Picking up from the comments to my previous post about The Voice that is Great Within Us:
If we start in 1914, we lose Eliz. Bishop, who was born in 1911, as well as Chas. Olson (1910) and Th. Roethke (1908). Then there were a bunch of American poets born in 1923 - 1926 who have always seemed to me to form a generational group: W.S. Merwin, Donald Justice, James Dickey, Anthony Hecht, Denise Levertov, Kenneth Koch, Jack Spicer, A.R. Ammons, Robert Bly, Robert Creeley, Allen Ginsberg, Frank O'Hara, David Wagoner, then 1n 1927, John Ashbery. It's remarkable how many of those were born in 1926 alone.

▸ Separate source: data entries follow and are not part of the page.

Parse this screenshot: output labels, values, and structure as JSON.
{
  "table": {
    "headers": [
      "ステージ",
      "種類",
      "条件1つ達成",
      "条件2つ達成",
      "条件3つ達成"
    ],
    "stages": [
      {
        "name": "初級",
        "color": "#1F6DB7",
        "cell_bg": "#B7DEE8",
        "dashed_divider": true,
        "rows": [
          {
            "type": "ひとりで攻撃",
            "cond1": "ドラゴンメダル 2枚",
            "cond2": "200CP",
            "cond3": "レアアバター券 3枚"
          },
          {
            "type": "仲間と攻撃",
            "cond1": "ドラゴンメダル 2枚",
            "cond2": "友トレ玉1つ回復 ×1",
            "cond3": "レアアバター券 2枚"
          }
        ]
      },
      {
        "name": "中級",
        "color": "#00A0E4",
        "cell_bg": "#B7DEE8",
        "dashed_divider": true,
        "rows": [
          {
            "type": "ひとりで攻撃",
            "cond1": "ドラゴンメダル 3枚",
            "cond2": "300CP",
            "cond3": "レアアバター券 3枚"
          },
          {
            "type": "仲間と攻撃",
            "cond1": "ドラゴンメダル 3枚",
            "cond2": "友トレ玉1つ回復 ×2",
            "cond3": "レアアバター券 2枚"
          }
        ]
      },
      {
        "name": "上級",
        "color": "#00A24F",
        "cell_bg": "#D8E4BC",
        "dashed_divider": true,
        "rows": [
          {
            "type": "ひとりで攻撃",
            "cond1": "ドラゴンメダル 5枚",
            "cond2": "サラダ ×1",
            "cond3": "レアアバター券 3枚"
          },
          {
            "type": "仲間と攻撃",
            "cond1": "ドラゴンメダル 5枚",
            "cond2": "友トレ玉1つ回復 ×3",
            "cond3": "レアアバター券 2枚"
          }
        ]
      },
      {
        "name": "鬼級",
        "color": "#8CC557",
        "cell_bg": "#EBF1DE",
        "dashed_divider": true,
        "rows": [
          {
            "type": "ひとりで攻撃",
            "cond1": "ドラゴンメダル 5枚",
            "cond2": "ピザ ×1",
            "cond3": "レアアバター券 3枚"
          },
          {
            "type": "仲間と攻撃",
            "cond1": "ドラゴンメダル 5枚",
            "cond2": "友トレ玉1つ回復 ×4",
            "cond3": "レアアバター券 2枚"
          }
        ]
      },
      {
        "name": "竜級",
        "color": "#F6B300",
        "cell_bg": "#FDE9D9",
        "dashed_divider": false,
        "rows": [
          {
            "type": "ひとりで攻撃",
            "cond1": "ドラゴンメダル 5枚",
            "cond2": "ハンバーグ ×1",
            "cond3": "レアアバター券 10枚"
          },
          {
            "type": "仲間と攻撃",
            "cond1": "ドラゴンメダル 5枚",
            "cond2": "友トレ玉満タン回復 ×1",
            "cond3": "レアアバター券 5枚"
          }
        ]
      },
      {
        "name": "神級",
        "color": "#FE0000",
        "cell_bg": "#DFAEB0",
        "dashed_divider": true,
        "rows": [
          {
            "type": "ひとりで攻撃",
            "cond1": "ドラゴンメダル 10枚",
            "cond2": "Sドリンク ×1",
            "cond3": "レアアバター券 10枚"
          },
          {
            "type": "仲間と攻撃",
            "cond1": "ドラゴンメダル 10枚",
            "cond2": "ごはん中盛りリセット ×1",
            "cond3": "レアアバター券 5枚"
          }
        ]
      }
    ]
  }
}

So, many anthologies of modern American poetry begin with Whitman and Dickinson as founding figures, and go on from there. Anthologies of Contemporary American poetry often begin with Pound, Williams, and Eliot, the generation that we'd be cutting off in favor of some new beginning. What would that beginning look like? Lowell and Bishop, even though Bishop comes too early?
The first poet in the Carruth anthology to be born in 1914 is John Berryman, perhaps not an exemplary founding figure, but an interesting one. David Ignatow, Weldon Kees, William Stafford, and Randall Jarrell, are also born in 1914. I lay out all these names and dates in order to discover whetehr there might be some generational logic that would allow us to begin our anthology less arbitrarily than merely picking a date. I'd be inclined to go back and pick up Olson, Bishop and Roethke myself, but I'd be interested to hear what others might do with this chronology.